· Look at how the retail investor never gets a good opportunity in the IPO market!

o According to capital market regulations, if promoters dilute more than 25% during an initial public offer (IPO), retail investors can be allotted 35% of the issue, while institutional category and HNI (High Networth Individual) segment commands 50% and 15%, respectively.

o However, promoters are nowadays diluting less than 25%, as this allows them to cap the retail portion at a maximum of 30%. The institutional portion in such cases goes up by 10%. For small investors, this 5% difference can be substantial when the issue size is large.

o Interestingly, this special clause — Rule 19(2)(b) — was introduced by the Securities and Exchange Board of India (Sebi) in 1999 for technology companies wherein promoters were allowed to dilute 10% if the issue size was more than Rs 100 crore.

o This also meant that QIBs could be allotted 60%, while HNI and retail portion was capped at 10% and 30% respectively. While initially the special clause was applicable only to technology companies, it was subsequently extended to all sectors.

· We have been looking at the Indian economy. It’s time to look at the Euro area.

o While the Bank of England and the US Fed are of the view that a banking crisis is turning into a more general economic slowdown, the ECB (European Central Bank) isn’t yet convinced. While it is offering liquidity to banks, it is not ready to cut interest rates to businesses or consumers. The current benchmark rate is at 4%.

o Inflation remains stubbornly high across the Euro area. At 3.1% in December, it is above the ECB’s mandated target of 2%. (What a rate? Our RBI’s target for inflation is 5 to 5.5%!). With oil at around $100 a barrel, consumer prices won’t decline anytime soon. It is hard for the bank to reduce rates when its job is to get inflation under control.

· Language lessons

o Jouissance: This French word means enjoyment, but it has a sexual connotation (i.e. orgasm) lacking in the English word "enjoyment".

o I came across this word in today’s editorial.
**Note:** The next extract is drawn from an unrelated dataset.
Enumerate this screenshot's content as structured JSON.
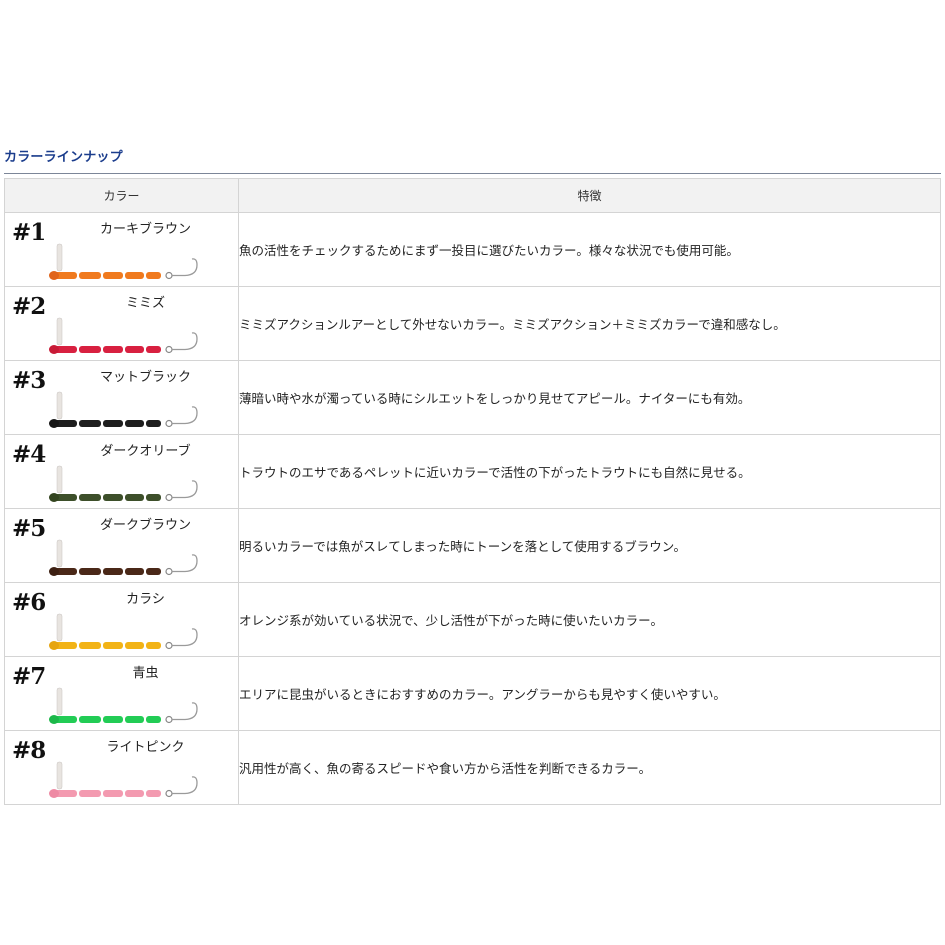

Look at this: “As a parody of national traits, that might be a gross exaggeration, but it does divulge a certain talent for jouissance with which the French conduct their affairs.”

· In today’s op-ed, Ram Mohan argues that it is liquidity which is the issue but not solvency.

o Didn’t we hear it the other way round? But some points worth out attention from his today’s piece:

§ There are two channels through which the subprime crisis translates into a higher problem, the banking channel and the consumption channel.

o Why is there a credit crunch? In other words liquidity problem?

§ We are seeing a credit crunch of sorts at the moment because the inter-bank lending market has dried up for loans for three months’ maturity or more. Banks are not sure of the extent of the losses they will run up and they are hoarding capital for the worst scenario. No bank is sure of the risk carried by the other bank, so banks are not in a mood to lend to each other.

o Why did Northern Rock, the UK bank fail?

§ It made the mistake of using short-term funds raised in the market to finance long-term mortgages.

o How does the US housing bubble affect consumption?

§ As prices of houses fall, US consumers will feel poorer and hence they will cut back on consumption. But this effect is estimated to be not very large – around 3%, that is, for every $100 drop in wealth, consumption falls by $3.